Thanks the authors for the feedback. After a long discussions with the other reviewers, I maintain the positive review. But I agree with reviewer 1 in the sense that the authors should put significant amount of efforts in improving the presentation of the main results. Specifically, a crystal clear high level roadmap for the results should be added. -------------------------------------------------Original Comments----------------------------------- It appears to me that the contribution of the work is pretty solid. One (possibly minor) technical question, is the algorithm EBF computationally efficient? Is it possible to leverage EVI alike technique to efficiently execute this step? The quality of writing needs to be improved. For example, 1. Definition 4 is not sound, it is required that all te_k and ts_k to be defined w.r.t. L. 2. in line 142, why would the sum of reg be O(\sqrt{N})? Many more can be found throughout the paper. There is also some misleading parts in the related works section, for example, it has been pointed out in many places that [Bartlett and Tewari 09] contains some mistakes.

### Reviewer 3

I do understand that it is important to demonstrate the existence of algorithms achieving the regret lower bound while they may require some non-trivial cost or assumption. However, my major concern is the intractable complexity of the proposed algorithms, and thus the absence of the evaluation in canonical cases. As the lower bound is defined in a mini-max sense, achieving the mini-max lower bound does not guarantee efficiency in canonical cases with moderate sub-optimality gap.
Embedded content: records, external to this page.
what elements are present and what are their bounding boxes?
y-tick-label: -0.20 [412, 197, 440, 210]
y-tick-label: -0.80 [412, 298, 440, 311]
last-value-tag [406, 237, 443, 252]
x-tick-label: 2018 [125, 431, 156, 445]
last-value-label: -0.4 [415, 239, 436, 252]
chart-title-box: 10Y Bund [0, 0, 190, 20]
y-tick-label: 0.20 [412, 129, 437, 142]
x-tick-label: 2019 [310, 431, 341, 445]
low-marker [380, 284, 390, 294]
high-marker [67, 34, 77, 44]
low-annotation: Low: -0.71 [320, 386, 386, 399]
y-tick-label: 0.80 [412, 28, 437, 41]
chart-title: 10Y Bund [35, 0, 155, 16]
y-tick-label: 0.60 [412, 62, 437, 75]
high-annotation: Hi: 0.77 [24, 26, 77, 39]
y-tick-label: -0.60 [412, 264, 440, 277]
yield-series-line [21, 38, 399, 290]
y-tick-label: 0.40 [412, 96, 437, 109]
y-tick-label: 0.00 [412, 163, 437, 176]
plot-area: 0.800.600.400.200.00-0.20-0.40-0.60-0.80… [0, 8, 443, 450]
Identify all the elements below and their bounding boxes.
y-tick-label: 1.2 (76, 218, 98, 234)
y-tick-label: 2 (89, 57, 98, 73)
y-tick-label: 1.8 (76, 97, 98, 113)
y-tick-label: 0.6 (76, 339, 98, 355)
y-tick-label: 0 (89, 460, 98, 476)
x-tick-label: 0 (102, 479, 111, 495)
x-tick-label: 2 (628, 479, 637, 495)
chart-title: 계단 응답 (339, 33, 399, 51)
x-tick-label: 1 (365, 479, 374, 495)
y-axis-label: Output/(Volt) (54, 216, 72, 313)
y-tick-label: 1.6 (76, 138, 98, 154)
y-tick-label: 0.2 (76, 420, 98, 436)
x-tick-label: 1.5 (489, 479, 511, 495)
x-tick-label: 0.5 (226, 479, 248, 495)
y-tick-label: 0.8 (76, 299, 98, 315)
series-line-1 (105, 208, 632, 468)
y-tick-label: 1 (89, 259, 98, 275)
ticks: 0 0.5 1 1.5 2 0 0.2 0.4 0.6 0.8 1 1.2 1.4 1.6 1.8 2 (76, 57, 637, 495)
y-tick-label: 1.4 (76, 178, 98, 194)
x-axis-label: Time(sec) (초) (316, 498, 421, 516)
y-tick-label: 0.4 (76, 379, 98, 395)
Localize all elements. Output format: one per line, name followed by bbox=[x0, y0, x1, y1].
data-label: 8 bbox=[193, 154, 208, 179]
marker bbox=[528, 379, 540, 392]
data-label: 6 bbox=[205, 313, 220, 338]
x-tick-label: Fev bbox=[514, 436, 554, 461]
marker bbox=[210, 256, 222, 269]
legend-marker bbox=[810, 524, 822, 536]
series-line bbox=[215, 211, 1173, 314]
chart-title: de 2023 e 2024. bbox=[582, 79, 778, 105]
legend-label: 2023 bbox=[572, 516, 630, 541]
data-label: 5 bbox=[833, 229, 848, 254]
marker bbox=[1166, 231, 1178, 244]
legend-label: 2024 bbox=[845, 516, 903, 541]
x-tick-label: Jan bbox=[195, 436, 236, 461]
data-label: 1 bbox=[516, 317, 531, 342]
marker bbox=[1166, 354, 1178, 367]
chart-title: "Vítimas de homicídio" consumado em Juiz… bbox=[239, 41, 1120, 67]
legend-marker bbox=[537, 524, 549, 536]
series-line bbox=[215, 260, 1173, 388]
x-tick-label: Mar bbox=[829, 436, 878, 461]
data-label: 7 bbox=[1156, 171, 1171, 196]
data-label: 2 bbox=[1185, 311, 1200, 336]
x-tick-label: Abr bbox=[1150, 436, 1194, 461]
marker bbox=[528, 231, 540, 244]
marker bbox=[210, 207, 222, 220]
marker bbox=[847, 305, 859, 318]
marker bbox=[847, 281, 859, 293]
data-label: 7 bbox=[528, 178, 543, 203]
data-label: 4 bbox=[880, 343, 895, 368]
Hence, it would be helpful if a performance guarantee in terms of the sub-optimality gap is provided. Minor comments/questions: - In my understanding, Jaksch et al.'s lower bound is built upon no prior knowledge on the bias function. Is it possible to obtain similar lower bound under the assumption that the upper bound analysis requires? - According to [Agarwal and Jia 17], Lemma C.1 is an extension of results in [Osband and Van Roy 16]. Does it mean the result of [Osband and Van Roy 16] is untrue? - Is it possible to translate the upper bounds for the finite-horizon MDPs? - line 38: impossible - line 89: wrong reference? - Have you contacted the authors of [Agarwal and Jia 17] about the errors in their lemmas? I'm not very sure if someone else's mistake should be pointed out in this way.